Statistical Analysis
The exposure was AYA cancer, and the outcomes were preterm birth and SMM. Descriptive characteristics were calculated using frequency and percentages and compared by exposure group Student’s t-test or Chi-square test of proportions, as appropriate. Distributions of continuous variables were assessed for normality and reported as mean±SD. Due to skewed distribution, the Maternal Comorbidity Index was log-transformed for analysis. Analysis was stratified by singleton versus multiple live birth, because of known effect modification by pregnancy plurality.33
To compare differences in maternal characteristics between births for exposed and unexposed females, we used log-binomial regression models to estimate risk ratios (RR) and 95% confidence intervals (CI) for the outcomes of interest with adjustment for potential confounders (Model 1).
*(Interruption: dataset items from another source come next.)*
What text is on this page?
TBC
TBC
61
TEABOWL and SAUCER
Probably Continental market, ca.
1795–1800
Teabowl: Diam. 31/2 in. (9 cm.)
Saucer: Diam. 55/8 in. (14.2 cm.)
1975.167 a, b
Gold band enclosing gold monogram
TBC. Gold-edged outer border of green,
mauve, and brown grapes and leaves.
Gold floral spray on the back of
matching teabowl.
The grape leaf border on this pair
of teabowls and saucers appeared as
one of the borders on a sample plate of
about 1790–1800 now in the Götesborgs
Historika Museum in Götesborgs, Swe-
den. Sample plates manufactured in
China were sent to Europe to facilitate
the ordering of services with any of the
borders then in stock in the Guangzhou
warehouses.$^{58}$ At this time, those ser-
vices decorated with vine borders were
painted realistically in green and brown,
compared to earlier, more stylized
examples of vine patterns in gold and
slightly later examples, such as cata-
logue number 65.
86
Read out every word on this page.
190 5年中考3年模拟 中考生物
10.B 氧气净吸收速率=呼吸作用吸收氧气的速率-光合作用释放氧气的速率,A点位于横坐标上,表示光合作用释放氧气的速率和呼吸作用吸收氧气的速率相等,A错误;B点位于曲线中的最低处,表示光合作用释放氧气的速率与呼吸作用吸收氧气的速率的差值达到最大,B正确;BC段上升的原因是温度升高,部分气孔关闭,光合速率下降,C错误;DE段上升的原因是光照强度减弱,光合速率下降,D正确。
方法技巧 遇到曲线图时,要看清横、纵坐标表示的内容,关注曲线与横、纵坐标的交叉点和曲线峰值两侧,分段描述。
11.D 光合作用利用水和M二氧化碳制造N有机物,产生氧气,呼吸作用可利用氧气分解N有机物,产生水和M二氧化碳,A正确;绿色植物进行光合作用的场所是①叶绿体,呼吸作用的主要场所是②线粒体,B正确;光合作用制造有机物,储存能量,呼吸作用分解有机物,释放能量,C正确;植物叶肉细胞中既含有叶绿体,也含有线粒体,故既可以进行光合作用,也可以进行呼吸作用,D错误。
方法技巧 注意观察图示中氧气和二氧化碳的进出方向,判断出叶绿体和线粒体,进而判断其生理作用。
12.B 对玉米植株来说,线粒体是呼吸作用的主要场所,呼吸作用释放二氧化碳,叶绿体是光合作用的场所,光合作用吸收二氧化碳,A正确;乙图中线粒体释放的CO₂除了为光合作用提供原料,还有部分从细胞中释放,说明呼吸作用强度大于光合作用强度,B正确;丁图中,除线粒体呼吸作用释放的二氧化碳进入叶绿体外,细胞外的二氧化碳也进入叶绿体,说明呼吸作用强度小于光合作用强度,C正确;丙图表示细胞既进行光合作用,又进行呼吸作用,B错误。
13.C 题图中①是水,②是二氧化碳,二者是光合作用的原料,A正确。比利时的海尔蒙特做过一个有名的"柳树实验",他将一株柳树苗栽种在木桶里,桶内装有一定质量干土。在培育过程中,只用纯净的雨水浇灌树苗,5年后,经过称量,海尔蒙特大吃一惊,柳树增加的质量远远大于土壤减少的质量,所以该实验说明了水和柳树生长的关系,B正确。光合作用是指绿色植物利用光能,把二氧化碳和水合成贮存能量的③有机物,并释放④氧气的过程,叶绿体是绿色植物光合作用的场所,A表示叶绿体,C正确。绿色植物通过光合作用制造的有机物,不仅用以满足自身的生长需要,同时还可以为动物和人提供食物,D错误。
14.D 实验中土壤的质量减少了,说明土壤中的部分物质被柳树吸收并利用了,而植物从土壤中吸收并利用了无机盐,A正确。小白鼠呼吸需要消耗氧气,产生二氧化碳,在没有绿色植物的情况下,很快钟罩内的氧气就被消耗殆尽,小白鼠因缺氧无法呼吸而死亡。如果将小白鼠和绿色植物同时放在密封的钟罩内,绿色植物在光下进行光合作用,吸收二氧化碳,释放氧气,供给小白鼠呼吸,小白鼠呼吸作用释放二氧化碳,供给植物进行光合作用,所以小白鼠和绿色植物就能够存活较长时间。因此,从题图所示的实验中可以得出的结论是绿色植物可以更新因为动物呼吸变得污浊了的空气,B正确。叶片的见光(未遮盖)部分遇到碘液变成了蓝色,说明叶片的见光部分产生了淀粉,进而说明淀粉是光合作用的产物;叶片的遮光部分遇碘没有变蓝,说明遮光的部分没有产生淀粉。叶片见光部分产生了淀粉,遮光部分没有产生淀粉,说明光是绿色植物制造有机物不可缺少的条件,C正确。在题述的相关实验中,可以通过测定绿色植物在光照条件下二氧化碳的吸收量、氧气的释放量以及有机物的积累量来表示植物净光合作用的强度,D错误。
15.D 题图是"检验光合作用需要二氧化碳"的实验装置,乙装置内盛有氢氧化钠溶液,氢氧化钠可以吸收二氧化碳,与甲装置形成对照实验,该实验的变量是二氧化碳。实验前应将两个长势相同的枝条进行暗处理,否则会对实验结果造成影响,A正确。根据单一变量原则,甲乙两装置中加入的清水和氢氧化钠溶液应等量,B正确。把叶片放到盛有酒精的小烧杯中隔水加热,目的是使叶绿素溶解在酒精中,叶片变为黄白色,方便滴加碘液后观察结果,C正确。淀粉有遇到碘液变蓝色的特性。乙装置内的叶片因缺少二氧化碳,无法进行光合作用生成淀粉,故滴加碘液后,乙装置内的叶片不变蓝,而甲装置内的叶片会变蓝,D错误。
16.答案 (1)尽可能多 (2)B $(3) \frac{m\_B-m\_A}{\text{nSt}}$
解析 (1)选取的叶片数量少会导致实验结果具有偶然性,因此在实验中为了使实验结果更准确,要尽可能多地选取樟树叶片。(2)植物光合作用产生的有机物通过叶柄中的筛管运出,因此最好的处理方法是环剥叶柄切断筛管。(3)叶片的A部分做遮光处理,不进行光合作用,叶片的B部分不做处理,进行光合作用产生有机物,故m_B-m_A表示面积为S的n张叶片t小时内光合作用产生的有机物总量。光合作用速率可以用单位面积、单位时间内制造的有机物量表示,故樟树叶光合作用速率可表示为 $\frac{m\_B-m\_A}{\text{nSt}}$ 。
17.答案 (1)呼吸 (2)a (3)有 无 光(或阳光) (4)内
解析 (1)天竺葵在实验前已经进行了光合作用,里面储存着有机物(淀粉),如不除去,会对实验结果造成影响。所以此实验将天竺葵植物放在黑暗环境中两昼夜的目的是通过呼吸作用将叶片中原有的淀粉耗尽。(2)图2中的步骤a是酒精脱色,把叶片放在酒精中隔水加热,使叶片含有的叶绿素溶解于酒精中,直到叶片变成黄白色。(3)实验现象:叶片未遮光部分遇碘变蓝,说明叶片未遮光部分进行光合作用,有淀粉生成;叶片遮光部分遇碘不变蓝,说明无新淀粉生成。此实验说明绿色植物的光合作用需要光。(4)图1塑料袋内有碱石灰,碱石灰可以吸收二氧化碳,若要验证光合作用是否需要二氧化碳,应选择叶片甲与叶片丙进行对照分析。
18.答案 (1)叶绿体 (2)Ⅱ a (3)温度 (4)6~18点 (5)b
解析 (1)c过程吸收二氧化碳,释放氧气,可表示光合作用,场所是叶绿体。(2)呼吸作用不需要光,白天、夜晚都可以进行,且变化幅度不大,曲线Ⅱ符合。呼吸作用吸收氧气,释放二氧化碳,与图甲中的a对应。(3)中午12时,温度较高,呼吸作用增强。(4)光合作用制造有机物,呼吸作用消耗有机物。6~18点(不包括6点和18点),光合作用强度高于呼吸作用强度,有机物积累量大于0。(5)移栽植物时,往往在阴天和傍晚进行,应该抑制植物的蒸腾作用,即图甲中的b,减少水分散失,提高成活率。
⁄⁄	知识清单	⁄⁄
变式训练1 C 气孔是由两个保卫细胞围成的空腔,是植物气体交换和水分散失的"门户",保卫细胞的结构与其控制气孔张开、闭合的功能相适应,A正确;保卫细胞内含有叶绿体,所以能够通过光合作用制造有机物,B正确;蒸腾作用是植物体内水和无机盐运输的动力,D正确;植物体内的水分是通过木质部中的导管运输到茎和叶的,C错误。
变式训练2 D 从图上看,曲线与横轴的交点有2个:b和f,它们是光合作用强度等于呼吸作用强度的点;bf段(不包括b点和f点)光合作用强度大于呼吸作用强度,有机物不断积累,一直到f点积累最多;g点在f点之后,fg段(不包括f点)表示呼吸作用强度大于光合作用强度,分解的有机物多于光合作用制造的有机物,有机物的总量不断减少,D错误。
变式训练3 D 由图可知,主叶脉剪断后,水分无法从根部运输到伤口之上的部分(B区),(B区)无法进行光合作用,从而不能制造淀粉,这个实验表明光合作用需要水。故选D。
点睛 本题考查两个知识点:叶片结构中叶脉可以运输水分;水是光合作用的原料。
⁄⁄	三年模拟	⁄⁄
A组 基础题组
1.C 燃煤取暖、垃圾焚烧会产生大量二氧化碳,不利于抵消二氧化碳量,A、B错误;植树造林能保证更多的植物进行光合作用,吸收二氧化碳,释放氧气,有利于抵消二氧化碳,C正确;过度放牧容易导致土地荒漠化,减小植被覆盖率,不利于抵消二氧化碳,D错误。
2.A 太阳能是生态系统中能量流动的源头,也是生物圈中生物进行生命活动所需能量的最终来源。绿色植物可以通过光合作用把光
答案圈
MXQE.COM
We tested for effect modification based on p-values from cross-product terms in regression models. Maternal comorbidities were hypothesized mediators, or causal intermediates, of the relationship between AYA cancer and adverse perinatal outcomes (Model 2). Mediation analysis was undertaken to obtain estimates accounting for the mediator and to estimate the proportion mediated by comorbidities, accounting for potential interactions and non-linear relationships.34
Mediation analysis via a counterfactual framework was conducted using PROC CAUSALMED in SAS35, and GLM regression models were analyzed in R. Subgroup analyses were performed: 1) excluding gynecological cancers because of known associations between these and preterm birth, and 2) restricting the study period from 2010 to 2019 to considering temporal advances in cancer and perinatal care. All tests of significance were two-tailed, and alpha was 0.05.